The first item on the list is to figure out if you even have the ability to purchase a home. For this, you must to go a bank or mortgage lender to get qualified and see how much the lender will let you borrow based on your income, credit score, and assets. Then, you would add that amount to how much of a downpayment you plan to use, and that will give you your purchase price range. So if you can borrow $200,000 and you have $40,000 in savings that you plan to use as the downpayment, you can buy up to a $240,000 property. Now, you can figure out what areas and neighborhoods are within your price range.
If you can’t finance enough to purchase a property that is a good fit for what you want and need, then you should hold off on purchasing and save some additional monies, pay off some debt, or make yourself more creditworthy so that you can take another look in 6-12 months at your ability to buy what you want. Renting in the meantime won't be so bad!
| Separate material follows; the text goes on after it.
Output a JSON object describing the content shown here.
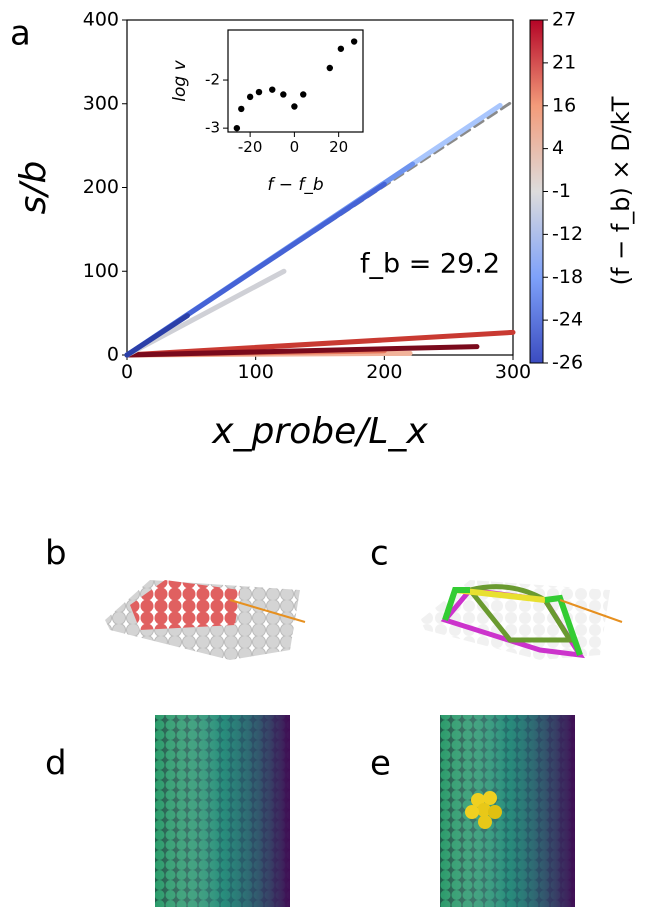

Let’s say you can purchase a home in an area where you would like to live. Now we can figure out what a good real estate deal would be. Quite frankly, it’s a fire sale in the U.S. Prices are way down, interest rates are at historic lows, affordability is the best it’s been in decades in some parts of the country, like in California. But despite all that, it still doesn’t mean it’s a good time for you to buy.
To earn wealth on real estate ownership, you really need to own property for a long time. Five years is about the breakeven point to increase your wealth, so owning longer than that should be your top priority. If you aren’t very sure about whether you'll own the property for a long time, it’s probably not a good deal regardless of the fact that interest rates are low, so you should think hard before you decide to go from a renter to an owner.
You should also avoid properties that are in bad shape, like fixer-uppers. The costs of doing construction these days are outrageous, and properties in bad shape rarely sell at a big enough discount to compensate for all the work that needs to be done. So skip them and buy something in good shape instead.
Additionally, shop around. You are shopping for the most expensive and most complicated thing you will ever buy, so make sure to shop around, know the market, take your time, and find a house you love. That’s the best way to get a good deal – putting your hard-earned money down on a house you love.
The last consideration should be the price. Don’t worry too much about the price, though within reason. Since you’ll be owning the house for a long, long, long time, 20 years from now, what you paid today will be of little consequence. All that equity will have piled up, and you’ll have a smile on your face showing the world that you got a good deal!